Elle doit aussi chercher à s’appuyer sur le socle populaire et politique le plus large possible. Si nous n’acceptons pas que les échéances de 2017 conduisent ainsi notre pays dans une régression sociale et politique durable, je suis convaincu que le Parti communiste ne serait pas à la hauteur de son histoire s’il ne faisait pas tout ce qu’il peut, tout ce qu’il doit pour bousculer la donne. Le moment est venu d’initiatives politiques nouvelles.

C’est ce que propose la base commune adoptée par le Conseil national.

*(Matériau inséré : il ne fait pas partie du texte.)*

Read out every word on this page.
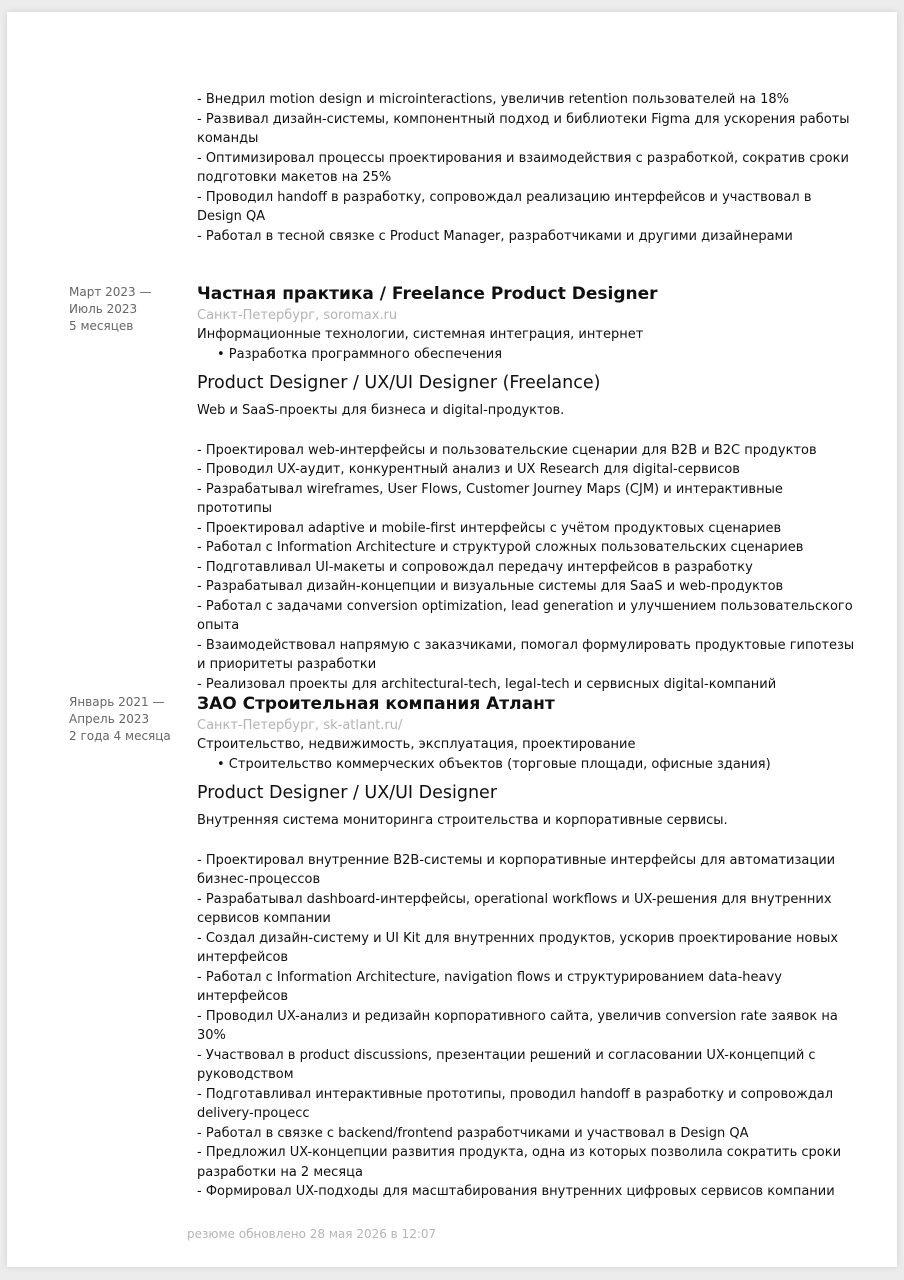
- Внедрил motion design и microinteractions, увеличив retention пользователей на 18%

- Развивал дизайн-системы, компонентный подход и библиотеки Figma для ускорения работы команды

- Оптимизировал процессы проектирования и взаимодействия с разработкой, сократив сроки подготовки макетов на 25%

- Проводил handoff в разработку, сопровождал реализацию интерфейсов и участвовал в Design QA

- Работал в тесной связке с Product Manager, разработчиками и другими дизайнерами

Март 2023 —
Июль 2023
5 месяцев
Частная практика / Freelance Product Designer

Санкт-Петербург, soromax.ru

Информационные технологии, системная интеграция, интернет

• Разработка программного обеспечения

Product Designer / UX/UI Designer (Freelance)

Web и SaaS-проекты для бизнеса и digital-продуктов.

- Проектировал web-интерфейсы и пользовательские сценарии для B2B и B2C продуктов

- Проводил UX-аудит, конкурентный анализ и UX Research для digital-сервисов

- Разрабатывал wireframes, User Flows, Customer Journey Maps (CJM) и интерактивные прототипы

- Проектировал adaptive и mobile-first интерфейсы с учётом продуктовых сценариев

- Работал с Information Architecture и структурой сложных пользовательских сценариев

- Подготавливал UI-макеты и сопровождал передачу интерфейсов в разработку

- Разрабатывал дизайн-концепции и визуальные системы для SaaS и web-продуктов

- Работал с задачами conversion optimization, lead generation и улучшением пользовательского опыта

- Взаимодействовал напрямую с заказчиками, помогал формулировать продуктовые гипотезы и приоритеты разработки

- Реализовал проекты для architectural-tech, legal-tech и сервисных digital-компаний

Январь 2021 —
Апрель 2023
2 года 4 месяца
ЗАО Строительная компания Атлант

Санкт-Петербург, sk-atlant.ru/

Строительство, недвижимость, эксплуатация, проектирование

• Строительство коммерческих объектов (торговые площади, офисные здания)

Product Designer / UX/UI Designer

Внутренняя система мониторинга строительства и корпоративные сервисы.

- Проектировал внутренние B2B-системы и корпоративные интерфейсы для автоматизации бизнес-процессов

- Разрабатывал dashboard-интерфейсы, operational workflows и UX-решения для внутренних сервисов компании

- Создал дизайн-систему и UI Kit для внутренних продуктов, ускорив проектирование новых интерфейсов

- Работал с Information Architecture, navigation flows и структурированием data-heavy интерфейсов

- Проводил UX-анализ и редизайн корпоративного сайта, увеличив conversion rate заявок на 30%

- Участвовал в product discussions, презентации решений и согласовании UX-концепций с руководством

- Подготавливал интерактивные прототипы, проводил handoff в разработку и сопровождал delivery-процесс

- Работал в связке с backend/frontend разработчиками и участвовал в Design QA

- Предложил UX-концепции развития продукта, одна из которых позволила сократить сроки разработки на 2 месяца

- Формировал UX-подходы для масштабирования внутренних цифровых сервисов компании

резюме обновлено 28 мая 2026 в 12:07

Des initiatives majeures et innovantes du Parti communiste Ces initiatives politiques, nous leur donnons l’objectif de construire un nouveau front populaire et citoyen, un large front social et politique qui fasse converger les forces de la gauche et de l’écologie politique, les forces syndicales, le mouvement social,

le monde du travail et de la création, pour ouvrir un chemin neuf pour la France, pour écarter le danger de la droite et de l’extrême droite, pour construire une nouvelle majorité.

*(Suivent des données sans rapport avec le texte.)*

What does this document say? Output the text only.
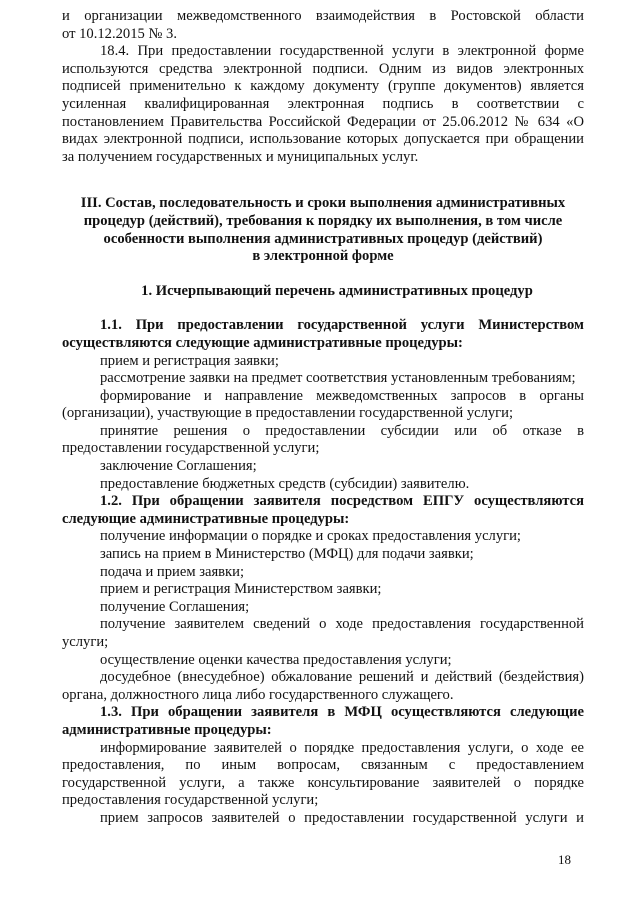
и организации межведомственного взаимодействия в Ростовской области

от 10.12.2015 № 3.

18.4. При предоставлении государственной услуги в электронной форме используются средства электронной подписи. Одним из видов электронных подписей применительно к каждому документу (группе документов) является усиленная квалифицированная электронная подпись в соответствии с постановлением Правительства Российской Федерации от 25.06.2012 № 634 «О видах электронной подписи, использование которых допускается при обращении за получением государственных и муниципальных услуг.

III. Состав, последовательность и сроки выполнения административных

процедур (действий), требования к порядку их выполнения, в том числе

особенности выполнения административных процедур (действий)

в электронной форме

1. Исчерпывающий перечень административных процедур

1.1. При предоставлении государственной услуги Министерством осуществляются следующие административные процедуры:

прием и регистрация заявки;

рассмотрение заявки на предмет соответствия установленным требованиям;

формирование и направление межведомственных запросов в органы (организации), участвующие в предоставлении государственной услуги;

принятие решения о предоставлении субсидии или об отказе в предоставлении государственной услуги;

заключение Соглашения;

предоставление бюджетных средств (субсидии) заявителю.

1.2. При обращении заявителя посредством ЕПГУ осуществляются следующие административные процедуры:

получение информации о порядке и сроках предоставления услуги;

запись на прием в Министерство (МФЦ) для подачи заявки;

подача и прием заявки;

прием и регистрация Министерством заявки;

получение Соглашения;

получение заявителем сведений о ходе предоставления государственной услуги;

осуществление оценки качества предоставления услуги;

досудебное (внесудебное) обжалование решений и действий (бездействия) органа, должностного лица либо государственного служащего.

1.3. При обращении заявителя в МФЦ осуществляются следующие административные процедуры:

информирование заявителей о порядке предоставления услуги, о ходе ее предоставления, по иным вопросам, связанным с предоставлением государственной услуги, а также консультирование заявителей о порядке предоставления государственной услуги;

прием запросов заявителей о предоставлении государственной услуги и

18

Comment? D’abord par la politisation dans les mobilisations, celle contre la loi El Khomri, celle qui est en train d’aboutir à la mise en échec de la déchéance de nationalité, celles dans les luttes pour l’emploi industriel ou pour la défense de l’avenir du monde paysan, afin de faire émerger la conscience de nouveaux objectifs politiques partagés. La jeunesse prendra-t-elle par exemple une part active de ces constructions ? Voilà une question d’importance pour la suite des événements.

Hollande n’est pas « le candidat naturel » et ne sera pas notre candidat Ces initiatives politiques, elles consistent aussi à revaloriser l’enjeu des élections législatives, pour impulser dans la durée une autre conception du pouvoir et de la démocratie, non assujettie au présidentialisme. Les élections législatives peuvent être un chemin précieux de reconquête politique populaire sur le terrain.

Ces initiatives politiques, c’est aussi évidemment une autre construction présidentielle à partir de l’investissement citoyen.

Le pouvoir Hollande-Valls est affaibli. Même si le Président sortant prépare sa candidature, l’idée grandit qu’il est la candidature de l’échec. Les appels à des primaires à gauche ont rouvert le débat, en contestant à Hollande le statut de « candidat naturel ». C’est pourquoi nous n’avons pas fermé cette porte.

C’est pour éliminer Hollande que nous proposons de construire une primaire résolument citoyenne, bâtie sur un socle d’abord discuté au grand jour dans tout le pays. Est-ce possible ? Je le crois, mais j’entends le scepticisme. Débattons-en sans caricatures inutiles.

Ceux qui s’opposent à la loi El Khomri garderont-ils la main?

Comment construire une primaire citoyenne qui s’adresse aux 1,4 million de signataires, aux grévistes et manifestants contre la loi travail, aux millions de déçus de Hollande, à ceux qui refusent les dérives sécuritaires et liberticides des réformes constitutionnelles et du droit pénal. A ceux qui refusent l’austérité pour la France et pour l’Europe.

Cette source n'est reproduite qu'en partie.